ST. LOUIS, Feb 9 (Reuters) - U.S. interest rates can likely remain low through at least 2017, with no clear sense yet of whether the new Trump administration’s policies will touch off higher inflation or growth, St. Louis Federal Reserve Bank President James Bullard said on Thursday.
Bullard has said that the current target rate of between 0.5 percent and 0.75 percent is roughly appropriate for an economy stuck in a low-growth, low-inflation rut.
That situation “has been many years in the making and is unlikely to turn around quickly,” Bullard said in morning remarks at Washington University in St. Louis. “A relatively low policy rate will remain appropriate.”
Despite administration talk of large tax cuts and infrastructure spending, actions that could stoke inflation in an economy considered near full employment, Bullard said inflation expectations remain low.
“It does not appear that undue inflationary pressure is building so far,” Bullard said.
The Fed raised its policy rate in December, the second such move in two years. That glacial pace is expected to accelerate this year. Policymakers are eager to move as far as possible from the zero lower bound hit during the financial crisis, and the economy is near the Fed’s goals of two percent inflation and full employment.
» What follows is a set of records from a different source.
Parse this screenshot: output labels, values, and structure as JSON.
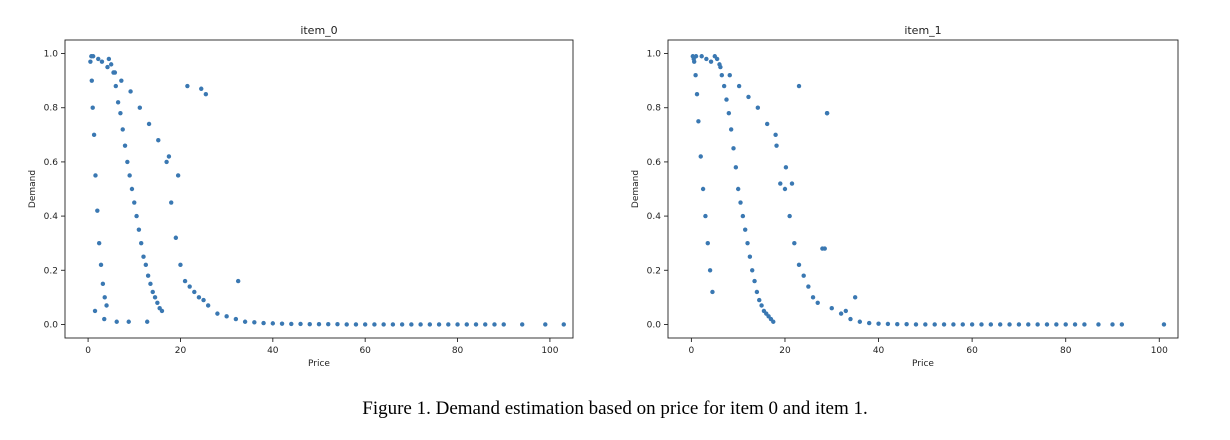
{
  "caption": "Figure 1. Demand estimation based on price for item 0 and item 1.",
  "colors": {
    "points": "#3a78b2",
    "axis": "#222222",
    "background": "#ffffff"
  },
  "chart_data": [
    {
      "type": "scatter",
      "title": "item_0",
      "xlabel": "Price",
      "ylabel": "Demand",
      "xlim": [
        -5,
        105
      ],
      "ylim": [
        -0.05,
        1.05
      ],
      "xticks": [
        0,
        20,
        40,
        60,
        80,
        100
      ],
      "yticks": [
        0.0,
        0.2,
        0.4,
        0.6,
        0.8,
        1.0
      ],
      "xtick_labels": [
        "0",
        "20",
        "40",
        "60",
        "80",
        "100"
      ],
      "ytick_labels": [
        "0.0",
        "0.2",
        "0.4",
        "0.6",
        "0.8",
        "1.0"
      ],
      "grid": false,
      "series": [
        {
          "x": [
            0.5,
            0.8,
            1.0,
            1.3,
            1.6,
            2.0,
            2.4,
            2.8,
            3.2,
            3.6,
            4.0,
            4.5,
            5.0,
            5.5,
            6.0,
            6.5,
            7.0,
            7.5,
            8.0,
            8.5,
            9.0,
            9.5,
            10.0,
            10.5,
            11.0,
            11.5,
            12.0,
            12.5,
            13.0,
            13.5,
            14.0,
            14.5,
            15.0,
            15.5,
            16.0,
            17.0,
            18.0,
            19.0,
            20.0,
            21.0,
            22.0,
            23.0,
            24.0,
            25.0,
            26.0,
            28.0,
            30.0,
            32.0,
            34.0,
            36.0,
            38.0,
            40.0,
            42.0,
            44.0,
            46.0,
            48.0,
            50.0,
            52.0,
            54.0,
            56.0,
            58.0,
            60.0,
            62.0,
            64.0,
            66.0,
            68.0,
            70.0,
            72.0,
            74.0,
            76.0,
            78.0,
            80.0,
            82.0,
            84.0,
            86.0,
            88.0,
            90.0,
            94.0,
            99.0,
            103.0,
            0.7,
            1.1,
            2.2,
            3.0,
            4.2,
            5.8,
            7.2,
            9.2,
            11.2,
            13.2,
            15.2,
            17.5,
            19.5,
            21.5,
            24.5,
            25.5,
            32.5,
            1.5,
            3.5,
            6.2,
            8.8,
            12.8
          ],
          "y": [
            0.97,
            0.9,
            0.8,
            0.7,
            0.55,
            0.42,
            0.3,
            0.22,
            0.15,
            0.1,
            0.07,
            0.98,
            0.96,
            0.93,
            0.88,
            0.82,
            0.78,
            0.72,
            0.66,
            0.6,
            0.55,
            0.5,
            0.45,
            0.4,
            0.35,
            0.3,
            0.25,
            0.22,
            0.18,
            0.15,
            0.12,
            0.1,
            0.08,
            0.06,
            0.05,
            0.6,
            0.45,
            0.32,
            0.22,
            0.16,
            0.14,
            0.12,
            0.1,
            0.09,
            0.07,
            0.04,
            0.03,
            0.02,
            0.01,
            0.008,
            0.005,
            0.004,
            0.003,
            0.002,
            0.002,
            0.001,
            0.001,
            0.001,
            0.001,
            0.0,
            0.0,
            0.0,
            0.0,
            0.0,
            0.0,
            0.0,
            0.0,
            0.0,
            0.0,
            0.0,
            0.0,
            0.0,
            0.0,
            0.0,
            0.0,
            0.0,
            0.0,
            0.0,
            0.0,
            0.0,
            0.99,
            0.99,
            0.98,
            0.97,
            0.95,
            0.93,
            0.9,
            0.86,
            0.8,
            0.74,
            0.68,
            0.62,
            0.55,
            0.88,
            0.87,
            0.85,
            0.16,
            0.05,
            0.02,
            0.01,
            0.01,
            0.01
          ]
        }
      ]
    },
    {
      "type": "scatter",
      "title": "item_1",
      "xlabel": "Price",
      "ylabel": "Demand",
      "xlim": [
        -5,
        104
      ],
      "ylim": [
        -0.05,
        1.05
      ],
      "xticks": [
        0,
        20,
        40,
        60,
        80,
        100
      ],
      "yticks": [
        0.0,
        0.2,
        0.4,
        0.6,
        0.8,
        1.0
      ],
      "xtick_labels": [
        "0",
        "20",
        "40",
        "60",
        "80",
        "100"
      ],
      "ytick_labels": [
        "0.0",
        "0.2",
        "0.4",
        "0.6",
        "0.8",
        "1.0"
      ],
      "grid": false,
      "series": [
        {
          "x": [
            0.3,
            0.6,
            0.9,
            1.2,
            1.5,
            2.0,
            2.5,
            3.0,
            3.5,
            4.0,
            4.5,
            5.0,
            5.5,
            6.0,
            6.5,
            7.0,
            7.5,
            8.0,
            8.5,
            9.0,
            9.5,
            10.0,
            10.5,
            11.0,
            11.5,
            12.0,
            12.5,
            13.0,
            13.5,
            14.0,
            14.5,
            15.0,
            15.5,
            16.0,
            16.5,
            17.0,
            17.5,
            18.0,
            19.0,
            20.0,
            21.0,
            22.0,
            23.0,
            24.0,
            25.0,
            26.0,
            27.0,
            28.0,
            29.0,
            30.0,
            32.0,
            34.0,
            36.0,
            38.0,
            40.0,
            42.0,
            44.0,
            46.0,
            48.0,
            50.0,
            52.0,
            54.0,
            56.0,
            58.0,
            60.0,
            62.0,
            64.0,
            66.0,
            68.0,
            70.0,
            72.0,
            74.0,
            76.0,
            78.0,
            80.0,
            82.0,
            84.0,
            87.0,
            90.0,
            92.0,
            101.0,
            0.5,
            1.0,
            2.2,
            3.2,
            4.2,
            6.2,
            8.2,
            10.2,
            12.2,
            14.2,
            16.2,
            18.2,
            20.2,
            21.5,
            23.0,
            28.5,
            29.0,
            33.0,
            35.0
          ],
          "y": [
            0.99,
            0.97,
            0.92,
            0.85,
            0.75,
            0.62,
            0.5,
            0.4,
            0.3,
            0.2,
            0.12,
            0.99,
            0.98,
            0.96,
            0.92,
            0.88,
            0.83,
            0.78,
            0.72,
            0.65,
            0.58,
            0.5,
            0.45,
            0.4,
            0.35,
            0.3,
            0.25,
            0.2,
            0.16,
            0.12,
            0.09,
            0.07,
            0.05,
            0.04,
            0.03,
            0.02,
            0.01,
            0.7,
            0.52,
            0.5,
            0.4,
            0.3,
            0.22,
            0.18,
            0.14,
            0.1,
            0.08,
            0.28,
            0.78,
            0.06,
            0.04,
            0.02,
            0.01,
            0.005,
            0.003,
            0.002,
            0.001,
            0.001,
            0.0,
            0.0,
            0.0,
            0.0,
            0.0,
            0.0,
            0.0,
            0.0,
            0.0,
            0.0,
            0.0,
            0.0,
            0.0,
            0.0,
            0.0,
            0.0,
            0.0,
            0.0,
            0.0,
            0.0,
            0.0,
            0.0,
            0.0,
            0.98,
            0.99,
            0.99,
            0.98,
            0.97,
            0.95,
            0.92,
            0.88,
            0.84,
            0.8,
            0.74,
            0.66,
            0.58,
            0.52,
            0.88,
            0.28,
            0.78,
            0.05,
            0.1
          ]
        }
      ]
    }
  ]
}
But the election of U.S. President Donald Trump has presented both positive and negative risks. The prospect of a fiscal and tax push could boost inflation and prompt the Fed to move faster, but Trump’s approach to immigration and trade run counter to what central bankers feel the economy needs to become more productive in the long run.
Bullard said it will not be clear how those forces play out until at least next year.
“Whether the new administration’s policies represent a ‘regime shift’ depends on whether these policies will have a sustained impact on productivity,” Bullard said.